Telling Them What They Want to Hear


Washington. -- The time-honored way to get ahead is to tell the boss what he wants to hear. Sometimes it's harmless, as it would be for Dagwood to tell Mr. Dithers his new toupee looks great. But the game is played every day at more serious levels, too.

Many a bureaucrat has made hard-hitting speeches drafted to impress the president rather than inform the luncheon guests in front of him. Sadly, many a government analyst has slanted reports on national security issues just to win favorable notice from on high. Ambition makes them do it.

Although it does not seem the height of honesty, one nominee for high office has insisted this week that he played that game -- and that because he did, the Senate should make him a justice of the Supreme Court. Yet before another committee, accusations that another nominee played the game seem to be the greatest threat to his becoming Director of Central Intelligence.

Clarence Thomas, as chairman of the Equal Employment Opportunity Commission, laid down a long paper trail of his opinions on the most controversial issues of the decade. Those speeches and articles consistently upheld the ideology of the Reagan right, often challenging court rulings that stood as the law of the land.

Not surprisingly, Republicans in power were delighted by the novelty of a young black lawyer who agreed with them across the board, and decided this was just the kind of person the nation needed on its highest courts. They picked Mr. Thomas for the Court of Appeals, and despite his inexperience he immediately joined the short list of potential nominees for the Supreme Court.

Before the Senate Judiciary Committee, Judge Thomas has not quite said he spoke out the way he did just to advance himself, but one of the many profiles written since his nomination reports that when Reagan aides asked early on what job he would like most, he said Supreme Court. According to him, he spoke and wrote as he did in the Eighties -- on matters that did and did not concern the EEOC -- because he was a "policy maker." Now that he is a judge and wants to be a justice, he says, all those words should be forgotten.

After all, he was just pleasing the boss.

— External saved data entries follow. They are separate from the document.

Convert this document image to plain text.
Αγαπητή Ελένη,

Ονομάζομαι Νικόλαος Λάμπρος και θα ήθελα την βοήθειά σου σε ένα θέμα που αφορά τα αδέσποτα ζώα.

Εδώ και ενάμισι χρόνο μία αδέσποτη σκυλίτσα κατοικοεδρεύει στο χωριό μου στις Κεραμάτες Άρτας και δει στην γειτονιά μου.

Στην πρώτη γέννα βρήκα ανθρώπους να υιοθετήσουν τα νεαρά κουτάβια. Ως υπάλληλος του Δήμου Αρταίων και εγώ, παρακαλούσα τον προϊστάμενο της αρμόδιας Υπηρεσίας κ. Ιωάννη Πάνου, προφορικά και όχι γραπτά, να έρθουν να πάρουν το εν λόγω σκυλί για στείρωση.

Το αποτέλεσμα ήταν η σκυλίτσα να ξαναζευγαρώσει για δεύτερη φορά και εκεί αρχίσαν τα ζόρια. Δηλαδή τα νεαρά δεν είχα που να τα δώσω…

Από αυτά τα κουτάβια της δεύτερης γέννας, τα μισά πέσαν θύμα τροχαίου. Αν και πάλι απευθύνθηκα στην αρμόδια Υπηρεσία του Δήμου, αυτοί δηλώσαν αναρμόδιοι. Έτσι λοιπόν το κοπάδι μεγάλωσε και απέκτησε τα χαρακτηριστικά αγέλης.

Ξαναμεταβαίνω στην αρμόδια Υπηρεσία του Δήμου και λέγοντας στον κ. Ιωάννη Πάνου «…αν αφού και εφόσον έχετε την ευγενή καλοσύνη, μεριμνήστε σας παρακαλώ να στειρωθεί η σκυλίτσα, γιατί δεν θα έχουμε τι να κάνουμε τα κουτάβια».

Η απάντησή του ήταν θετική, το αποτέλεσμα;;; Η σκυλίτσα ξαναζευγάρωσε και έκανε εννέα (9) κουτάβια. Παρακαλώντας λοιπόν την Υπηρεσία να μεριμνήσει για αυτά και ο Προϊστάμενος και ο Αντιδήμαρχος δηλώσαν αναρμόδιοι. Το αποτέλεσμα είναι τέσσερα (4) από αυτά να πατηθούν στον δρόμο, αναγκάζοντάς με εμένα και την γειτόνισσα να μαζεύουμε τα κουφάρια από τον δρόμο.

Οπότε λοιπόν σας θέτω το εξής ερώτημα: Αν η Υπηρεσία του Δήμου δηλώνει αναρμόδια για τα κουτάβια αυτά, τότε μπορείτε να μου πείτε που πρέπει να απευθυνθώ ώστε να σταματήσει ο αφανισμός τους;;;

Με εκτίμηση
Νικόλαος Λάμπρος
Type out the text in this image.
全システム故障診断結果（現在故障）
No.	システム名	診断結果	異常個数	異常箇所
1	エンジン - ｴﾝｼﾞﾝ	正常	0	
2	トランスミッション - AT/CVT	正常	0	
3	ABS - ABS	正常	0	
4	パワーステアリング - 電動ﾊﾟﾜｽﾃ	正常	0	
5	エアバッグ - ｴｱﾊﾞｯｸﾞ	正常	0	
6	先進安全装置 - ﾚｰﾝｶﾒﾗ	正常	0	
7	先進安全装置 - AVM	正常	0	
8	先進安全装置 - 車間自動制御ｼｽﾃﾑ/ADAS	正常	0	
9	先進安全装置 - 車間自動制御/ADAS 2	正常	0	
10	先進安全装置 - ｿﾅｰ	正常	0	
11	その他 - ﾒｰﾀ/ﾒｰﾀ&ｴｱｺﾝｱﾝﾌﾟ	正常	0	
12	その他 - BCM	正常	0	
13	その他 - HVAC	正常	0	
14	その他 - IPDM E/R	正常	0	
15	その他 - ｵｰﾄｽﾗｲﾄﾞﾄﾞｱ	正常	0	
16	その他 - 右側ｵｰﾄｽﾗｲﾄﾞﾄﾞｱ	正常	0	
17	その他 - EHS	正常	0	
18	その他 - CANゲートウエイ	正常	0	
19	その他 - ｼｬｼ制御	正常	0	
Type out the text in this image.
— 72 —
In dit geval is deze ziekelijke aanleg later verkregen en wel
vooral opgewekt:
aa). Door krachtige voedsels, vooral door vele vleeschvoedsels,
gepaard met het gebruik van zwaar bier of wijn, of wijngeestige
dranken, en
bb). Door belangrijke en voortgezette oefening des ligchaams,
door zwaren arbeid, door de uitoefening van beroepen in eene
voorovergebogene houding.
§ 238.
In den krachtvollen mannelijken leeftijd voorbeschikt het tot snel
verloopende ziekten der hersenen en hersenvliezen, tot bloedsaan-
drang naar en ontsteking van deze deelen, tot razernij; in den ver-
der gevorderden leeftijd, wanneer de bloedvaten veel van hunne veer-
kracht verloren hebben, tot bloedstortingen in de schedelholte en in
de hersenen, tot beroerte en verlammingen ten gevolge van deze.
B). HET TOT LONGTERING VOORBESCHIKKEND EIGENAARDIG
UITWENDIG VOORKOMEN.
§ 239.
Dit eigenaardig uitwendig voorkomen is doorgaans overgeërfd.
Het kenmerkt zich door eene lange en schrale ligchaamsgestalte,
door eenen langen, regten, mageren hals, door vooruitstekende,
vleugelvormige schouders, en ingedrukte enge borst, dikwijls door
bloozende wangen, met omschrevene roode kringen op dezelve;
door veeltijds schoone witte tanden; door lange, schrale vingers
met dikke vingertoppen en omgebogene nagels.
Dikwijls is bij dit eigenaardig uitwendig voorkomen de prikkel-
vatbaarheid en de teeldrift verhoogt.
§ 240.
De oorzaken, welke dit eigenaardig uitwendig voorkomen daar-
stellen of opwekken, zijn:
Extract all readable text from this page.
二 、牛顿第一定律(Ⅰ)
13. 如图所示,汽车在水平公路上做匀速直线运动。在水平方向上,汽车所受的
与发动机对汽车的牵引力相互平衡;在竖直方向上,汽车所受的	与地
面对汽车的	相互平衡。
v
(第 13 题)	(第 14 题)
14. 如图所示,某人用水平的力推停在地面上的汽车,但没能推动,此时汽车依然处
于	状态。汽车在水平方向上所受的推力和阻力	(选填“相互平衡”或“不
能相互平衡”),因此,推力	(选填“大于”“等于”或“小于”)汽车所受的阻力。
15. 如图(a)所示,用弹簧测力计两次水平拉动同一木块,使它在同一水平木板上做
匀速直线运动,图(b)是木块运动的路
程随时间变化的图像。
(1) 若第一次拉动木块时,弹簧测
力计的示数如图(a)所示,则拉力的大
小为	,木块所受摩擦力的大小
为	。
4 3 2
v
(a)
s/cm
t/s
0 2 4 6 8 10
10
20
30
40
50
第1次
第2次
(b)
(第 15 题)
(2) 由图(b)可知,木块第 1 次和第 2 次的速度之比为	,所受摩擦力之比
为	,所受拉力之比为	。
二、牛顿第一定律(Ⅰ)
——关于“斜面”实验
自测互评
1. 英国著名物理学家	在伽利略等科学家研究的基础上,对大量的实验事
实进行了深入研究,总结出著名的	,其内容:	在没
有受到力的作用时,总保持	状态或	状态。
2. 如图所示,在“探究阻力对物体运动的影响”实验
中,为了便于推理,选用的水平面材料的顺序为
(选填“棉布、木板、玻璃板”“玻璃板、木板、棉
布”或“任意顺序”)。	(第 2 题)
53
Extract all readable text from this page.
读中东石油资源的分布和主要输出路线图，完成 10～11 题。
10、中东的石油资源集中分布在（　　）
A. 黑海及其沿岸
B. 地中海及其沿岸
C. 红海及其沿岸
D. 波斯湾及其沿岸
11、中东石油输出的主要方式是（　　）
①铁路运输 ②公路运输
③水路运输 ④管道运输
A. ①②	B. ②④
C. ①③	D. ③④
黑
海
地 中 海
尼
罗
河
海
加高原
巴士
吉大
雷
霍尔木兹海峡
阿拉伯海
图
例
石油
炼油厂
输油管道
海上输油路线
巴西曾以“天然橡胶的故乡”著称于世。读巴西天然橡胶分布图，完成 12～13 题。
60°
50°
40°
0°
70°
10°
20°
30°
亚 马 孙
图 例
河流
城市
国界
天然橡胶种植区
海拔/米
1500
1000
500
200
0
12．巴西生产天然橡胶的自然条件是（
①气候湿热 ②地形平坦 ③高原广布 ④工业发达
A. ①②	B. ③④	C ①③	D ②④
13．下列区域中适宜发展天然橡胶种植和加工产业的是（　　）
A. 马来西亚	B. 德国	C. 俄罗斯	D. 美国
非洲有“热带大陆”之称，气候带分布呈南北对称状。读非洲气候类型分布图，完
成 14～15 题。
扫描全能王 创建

And according to some on the Senate Intelligence Committee, Robert Gates may have distorted CIA studies in order to please the Reagan White House. As deputy director of the agency, he allegedly removed differing opinions from a report that alleged KGB involvement in the plot to kill Pope John Paul II. In a public speech, he made Soviet anti-missile progress seem dramatic, which provided ammunition for Mr. Reagan's "star wars" project.

NTC Senators maintain that intelligence agencies did not adequately warn the administration of the break-up of Communist Eastern Europe, the Iraqi invasion of Kuwait, the collapse of Soviet communism and civil war in Yugoslavia. They want to know whether Mr. Gates, after moving to the White House national-security office, saw to it that intelligence reports fit known administration policies.

In the good old days when Sam Rayburn was speaker of the House, incoming freshmen were often told, "The way to get along is to go along" -- with whatever congressional elders decided. Unlike Judge Thomas, Mr. Gates is not eager for the Senate to believe he was just going along to get along. Although little white and big black lies are common currency for both sides in worldwide intelligence wars, honesty is essential in reporting within the agency's own government.

Any president conscious of history should demand credibility and objectivity from those he picks for high office. If he suspects he is not getting it, he should raise hell until he does. Unfortunately, presidents often make policy on ideological grounds, before the facts are in, and then don't want to hear facts that challenge that policy.

Even at the lowest levels, ambitious men understand this. By saying what the president wants to hear, the smartest, luckiest or most ambitious among them rise to positions where they don't have to play that game any longer. As a country, the best we can hope is that once confirmed, they realize just that.